B is for Baboon

This entry is part 4 of the series Out of Africa

B

A few years ago, we were driving through a mountain pass in the beautiful Western Cape in South Africa. Suddenly my husband had to stomp on the brake as a baboon family scampered across the road.

Babies clung to their mothers’ underbellies. Youngsters stopped to play, oblivious of traffic on the road. One curious little guy plonked down in the middle of the road and studied our car. Another jumped onto the front of the car and peered in the window before playing with the window-wipers.

BaboonSuddenly, a loud bark sounded from the top of the tree, and the animals scurried for the trees. The senior member of the troupe, perched atop the highest tree, was warning them of danger. Older and wiser than the rest, he recognised that what looked like fun to the youngsters was actually a situation they needed to avoid.

Baboons, or Bobbejaane, spend most of their day on the ground, only clambering up trees to find food, escape danger, or to sleep.

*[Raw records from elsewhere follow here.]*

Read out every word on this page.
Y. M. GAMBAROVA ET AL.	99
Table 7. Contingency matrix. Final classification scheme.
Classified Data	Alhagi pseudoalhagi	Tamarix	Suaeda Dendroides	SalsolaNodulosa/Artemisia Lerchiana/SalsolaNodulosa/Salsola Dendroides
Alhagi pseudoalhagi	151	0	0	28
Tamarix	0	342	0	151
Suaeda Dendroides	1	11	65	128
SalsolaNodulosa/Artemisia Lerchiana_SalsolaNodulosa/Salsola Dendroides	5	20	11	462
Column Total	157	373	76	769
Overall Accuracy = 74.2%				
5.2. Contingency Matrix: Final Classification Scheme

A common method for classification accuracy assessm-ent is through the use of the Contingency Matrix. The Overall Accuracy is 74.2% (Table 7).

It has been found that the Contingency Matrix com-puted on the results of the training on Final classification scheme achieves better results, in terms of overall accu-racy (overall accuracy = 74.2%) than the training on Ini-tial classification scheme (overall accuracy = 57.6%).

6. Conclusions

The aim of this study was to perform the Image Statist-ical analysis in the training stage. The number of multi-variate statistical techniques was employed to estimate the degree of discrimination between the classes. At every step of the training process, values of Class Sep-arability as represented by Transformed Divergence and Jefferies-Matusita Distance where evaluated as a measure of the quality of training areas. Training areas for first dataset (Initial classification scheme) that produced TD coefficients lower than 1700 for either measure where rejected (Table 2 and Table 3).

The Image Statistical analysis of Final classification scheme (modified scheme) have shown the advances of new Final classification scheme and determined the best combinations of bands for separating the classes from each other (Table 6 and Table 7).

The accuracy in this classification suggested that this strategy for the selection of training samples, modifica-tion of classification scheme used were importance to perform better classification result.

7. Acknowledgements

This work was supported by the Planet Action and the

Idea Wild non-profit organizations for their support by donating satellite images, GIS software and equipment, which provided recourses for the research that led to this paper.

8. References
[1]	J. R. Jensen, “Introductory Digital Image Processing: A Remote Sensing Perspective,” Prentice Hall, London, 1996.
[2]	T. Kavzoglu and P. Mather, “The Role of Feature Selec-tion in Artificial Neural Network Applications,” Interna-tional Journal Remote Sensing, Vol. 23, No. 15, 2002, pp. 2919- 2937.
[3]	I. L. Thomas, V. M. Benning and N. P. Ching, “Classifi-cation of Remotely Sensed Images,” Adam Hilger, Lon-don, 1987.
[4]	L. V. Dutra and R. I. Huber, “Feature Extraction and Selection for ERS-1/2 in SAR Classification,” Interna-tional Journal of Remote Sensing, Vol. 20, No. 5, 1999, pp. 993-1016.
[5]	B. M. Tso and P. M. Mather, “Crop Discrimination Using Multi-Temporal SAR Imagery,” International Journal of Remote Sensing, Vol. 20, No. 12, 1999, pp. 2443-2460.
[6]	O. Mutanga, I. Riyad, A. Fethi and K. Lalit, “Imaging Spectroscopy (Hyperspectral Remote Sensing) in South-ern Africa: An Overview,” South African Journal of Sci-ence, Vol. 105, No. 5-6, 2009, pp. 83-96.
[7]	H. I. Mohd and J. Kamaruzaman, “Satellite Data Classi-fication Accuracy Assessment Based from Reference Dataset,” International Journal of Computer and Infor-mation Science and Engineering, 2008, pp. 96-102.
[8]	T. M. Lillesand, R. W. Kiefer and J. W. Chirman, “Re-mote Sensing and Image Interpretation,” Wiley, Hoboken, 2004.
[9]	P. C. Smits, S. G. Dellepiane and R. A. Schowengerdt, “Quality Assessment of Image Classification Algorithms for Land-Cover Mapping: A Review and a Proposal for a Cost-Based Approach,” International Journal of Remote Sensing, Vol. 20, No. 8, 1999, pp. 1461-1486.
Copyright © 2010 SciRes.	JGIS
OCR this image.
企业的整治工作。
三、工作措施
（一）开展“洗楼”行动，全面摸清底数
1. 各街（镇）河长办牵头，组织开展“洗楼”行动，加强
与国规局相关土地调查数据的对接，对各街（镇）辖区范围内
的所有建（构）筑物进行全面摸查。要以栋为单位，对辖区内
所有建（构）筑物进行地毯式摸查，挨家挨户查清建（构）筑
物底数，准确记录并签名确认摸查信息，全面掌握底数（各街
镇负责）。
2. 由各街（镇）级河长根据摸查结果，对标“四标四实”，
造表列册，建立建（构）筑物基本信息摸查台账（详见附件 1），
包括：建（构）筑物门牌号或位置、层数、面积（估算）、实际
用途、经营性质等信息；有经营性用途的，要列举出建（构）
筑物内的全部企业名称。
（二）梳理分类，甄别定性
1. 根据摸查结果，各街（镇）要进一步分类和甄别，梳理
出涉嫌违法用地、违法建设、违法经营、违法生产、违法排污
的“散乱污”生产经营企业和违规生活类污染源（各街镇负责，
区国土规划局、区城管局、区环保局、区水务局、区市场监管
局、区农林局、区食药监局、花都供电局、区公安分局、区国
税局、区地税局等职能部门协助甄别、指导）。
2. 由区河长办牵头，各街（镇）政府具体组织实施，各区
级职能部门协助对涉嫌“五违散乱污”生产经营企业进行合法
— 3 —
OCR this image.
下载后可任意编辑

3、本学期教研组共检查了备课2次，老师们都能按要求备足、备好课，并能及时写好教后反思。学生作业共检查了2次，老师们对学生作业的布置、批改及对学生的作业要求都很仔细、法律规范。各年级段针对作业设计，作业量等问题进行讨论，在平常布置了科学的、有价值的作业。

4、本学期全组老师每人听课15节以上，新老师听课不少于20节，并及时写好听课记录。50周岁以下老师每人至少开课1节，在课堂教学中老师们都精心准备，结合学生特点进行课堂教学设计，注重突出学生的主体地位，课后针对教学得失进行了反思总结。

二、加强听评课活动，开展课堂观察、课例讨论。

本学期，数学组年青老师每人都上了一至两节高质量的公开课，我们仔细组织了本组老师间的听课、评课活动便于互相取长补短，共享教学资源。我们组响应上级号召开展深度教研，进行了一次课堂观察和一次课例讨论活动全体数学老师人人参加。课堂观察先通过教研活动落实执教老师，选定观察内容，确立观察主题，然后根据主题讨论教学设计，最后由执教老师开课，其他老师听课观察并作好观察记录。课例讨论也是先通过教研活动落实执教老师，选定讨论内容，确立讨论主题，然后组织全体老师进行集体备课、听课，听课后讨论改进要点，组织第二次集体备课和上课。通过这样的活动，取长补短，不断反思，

Sometimes they prefer to spend their nights in high outcrops of rocks. The babies spend more time in the trees as they like to leap from tree to tree and play with one another.

Once the baboon patriarch cleared the road for us, we drove on our way. I thought of God, our Father, and how He watches over us at all times. I wonder how often he tells me to stay clear. Am I always as quick to obey?

Sometimes, here in South Africa, we hear someone called, “A baboon”. It is an insult and suggests the person has done something really stupid. Do you think that is fair? Is there something we can learn from the Baboon family?